The Western Sydney Dry Rainforest and Moist Woodland is a dry rainforest found in small pockets in south-western Sydney, New South Wales, Australia. Mostly featuring sclerophyll vegetation, it is listed as critically endangered under Australia's national environment law, the Environment Protection and Biodiversity Conservation Act 1999 (EPBC Act) as more than 70 per cent of its original extent has been reduced as a result of clearing, logging, weed invasion and heavy grazing.

==Geography==
It is a dry, scrubby, vegetation community that is disjointed and is limited to the covered slopes and gully bottoms of the Cumberland Plain, where it is found in small parts in the natural areas of Picton, Camden, Grose Vale, Cattai, Campbelltown, Razorback, Abbotsbury (near Calmsley Hill City Farm), and as well to the north in Richmond, Parramatta, Ryde, Baulkham Hills, where it grades from a dry rainforest with a closed non-eucalypt canopy into moist woodland with an open canopy dominated by eucalypts.

It is found in relatively higher rainfall areas compared to the areas on the western Sydney plain in precipitous and more rugged terrain. Only about 950 hectares remain, almost all of which occurring as highly disunited patches under 10 ha in size.

==Ecology==
The dry rainforest is a low, closed forest that mostly features non-eucalypts, such as Melaleuca styphelioides, Acacia implexa, Alectryon subcinereus and Melicope micrococca with an understory of various shrubs, and a mostly sparse cover of grasses, vine thickets, ferns and other herbs such as Alchornea ilicifolia. Plants that generally occur in other types of rainforest/moist woodland in New South Wales are usually nonexistent in this community, such as palms and mosses.
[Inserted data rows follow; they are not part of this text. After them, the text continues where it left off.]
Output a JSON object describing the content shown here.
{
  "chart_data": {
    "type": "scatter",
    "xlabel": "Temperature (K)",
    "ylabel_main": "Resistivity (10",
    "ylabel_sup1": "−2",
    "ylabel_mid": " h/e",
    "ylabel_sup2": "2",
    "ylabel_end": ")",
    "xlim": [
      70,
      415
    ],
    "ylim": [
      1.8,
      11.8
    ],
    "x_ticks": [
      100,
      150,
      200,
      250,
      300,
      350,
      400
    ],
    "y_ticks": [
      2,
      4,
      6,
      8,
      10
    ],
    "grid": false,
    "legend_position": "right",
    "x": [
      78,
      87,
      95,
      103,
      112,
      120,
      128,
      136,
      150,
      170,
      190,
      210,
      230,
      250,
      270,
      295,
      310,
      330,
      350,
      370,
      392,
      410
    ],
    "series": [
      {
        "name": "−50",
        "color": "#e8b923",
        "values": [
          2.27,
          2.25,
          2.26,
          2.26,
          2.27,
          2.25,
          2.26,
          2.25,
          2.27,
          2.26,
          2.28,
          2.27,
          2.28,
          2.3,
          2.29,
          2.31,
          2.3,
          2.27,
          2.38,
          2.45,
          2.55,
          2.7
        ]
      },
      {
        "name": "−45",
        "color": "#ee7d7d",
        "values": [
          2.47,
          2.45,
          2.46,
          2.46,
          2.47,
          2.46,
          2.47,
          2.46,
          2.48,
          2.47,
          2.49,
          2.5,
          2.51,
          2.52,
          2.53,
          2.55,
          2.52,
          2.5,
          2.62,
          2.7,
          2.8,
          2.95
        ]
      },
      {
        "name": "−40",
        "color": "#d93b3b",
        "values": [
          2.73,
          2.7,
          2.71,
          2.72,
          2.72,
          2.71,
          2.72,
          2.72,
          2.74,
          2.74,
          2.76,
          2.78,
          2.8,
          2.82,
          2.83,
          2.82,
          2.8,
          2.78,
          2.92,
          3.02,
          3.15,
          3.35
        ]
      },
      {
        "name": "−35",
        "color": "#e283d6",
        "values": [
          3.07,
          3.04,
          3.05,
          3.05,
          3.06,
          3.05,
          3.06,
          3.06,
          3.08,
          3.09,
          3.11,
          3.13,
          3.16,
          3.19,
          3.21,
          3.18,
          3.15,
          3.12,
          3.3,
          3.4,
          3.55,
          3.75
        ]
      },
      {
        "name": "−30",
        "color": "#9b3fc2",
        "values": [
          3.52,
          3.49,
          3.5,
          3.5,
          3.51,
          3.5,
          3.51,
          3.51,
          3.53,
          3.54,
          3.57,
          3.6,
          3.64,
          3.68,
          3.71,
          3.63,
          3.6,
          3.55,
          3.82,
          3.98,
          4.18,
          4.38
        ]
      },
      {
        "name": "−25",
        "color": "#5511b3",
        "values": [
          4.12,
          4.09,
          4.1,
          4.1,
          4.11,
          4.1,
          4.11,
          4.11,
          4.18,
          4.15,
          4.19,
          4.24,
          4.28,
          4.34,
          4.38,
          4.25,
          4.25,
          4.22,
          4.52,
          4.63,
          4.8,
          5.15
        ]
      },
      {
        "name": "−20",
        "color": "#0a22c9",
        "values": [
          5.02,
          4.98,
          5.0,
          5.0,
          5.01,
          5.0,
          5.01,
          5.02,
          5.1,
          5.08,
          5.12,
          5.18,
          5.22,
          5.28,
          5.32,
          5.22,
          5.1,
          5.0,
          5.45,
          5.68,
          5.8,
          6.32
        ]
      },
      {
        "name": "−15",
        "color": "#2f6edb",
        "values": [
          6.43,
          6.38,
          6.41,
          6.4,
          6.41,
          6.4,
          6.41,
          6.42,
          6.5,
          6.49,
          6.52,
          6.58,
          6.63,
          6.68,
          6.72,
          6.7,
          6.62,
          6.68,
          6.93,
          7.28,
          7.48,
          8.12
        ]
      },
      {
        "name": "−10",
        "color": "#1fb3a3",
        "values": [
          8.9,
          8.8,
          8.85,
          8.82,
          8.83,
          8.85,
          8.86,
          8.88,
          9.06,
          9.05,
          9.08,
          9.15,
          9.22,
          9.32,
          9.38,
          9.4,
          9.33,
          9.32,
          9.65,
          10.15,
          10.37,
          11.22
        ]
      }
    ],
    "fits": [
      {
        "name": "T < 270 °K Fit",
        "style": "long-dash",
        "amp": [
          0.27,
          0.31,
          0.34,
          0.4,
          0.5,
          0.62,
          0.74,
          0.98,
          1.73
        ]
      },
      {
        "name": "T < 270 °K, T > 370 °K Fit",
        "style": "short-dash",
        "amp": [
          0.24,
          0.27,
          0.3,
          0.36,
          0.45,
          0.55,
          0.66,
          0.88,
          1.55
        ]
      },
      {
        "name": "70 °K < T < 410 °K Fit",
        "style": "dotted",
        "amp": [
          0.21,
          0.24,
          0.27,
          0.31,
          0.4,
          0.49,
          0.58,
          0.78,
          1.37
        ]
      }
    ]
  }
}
Shrubs include Notelaea longifolia, Spartothamnella juncea, Marsdenia viridiflora, Clerodendrum tomentosum and Pittosporum revolutum, with vines such as Aphanopetalum resinosum, Pandorea pandorana and Causonis clematidea.

===Fauna===
Fauna species include Mixophyes iteratus, Alectura lathami, Stagonopleura guttata, Acanthorhynchus tenuirostris and Anthochaera phrygia.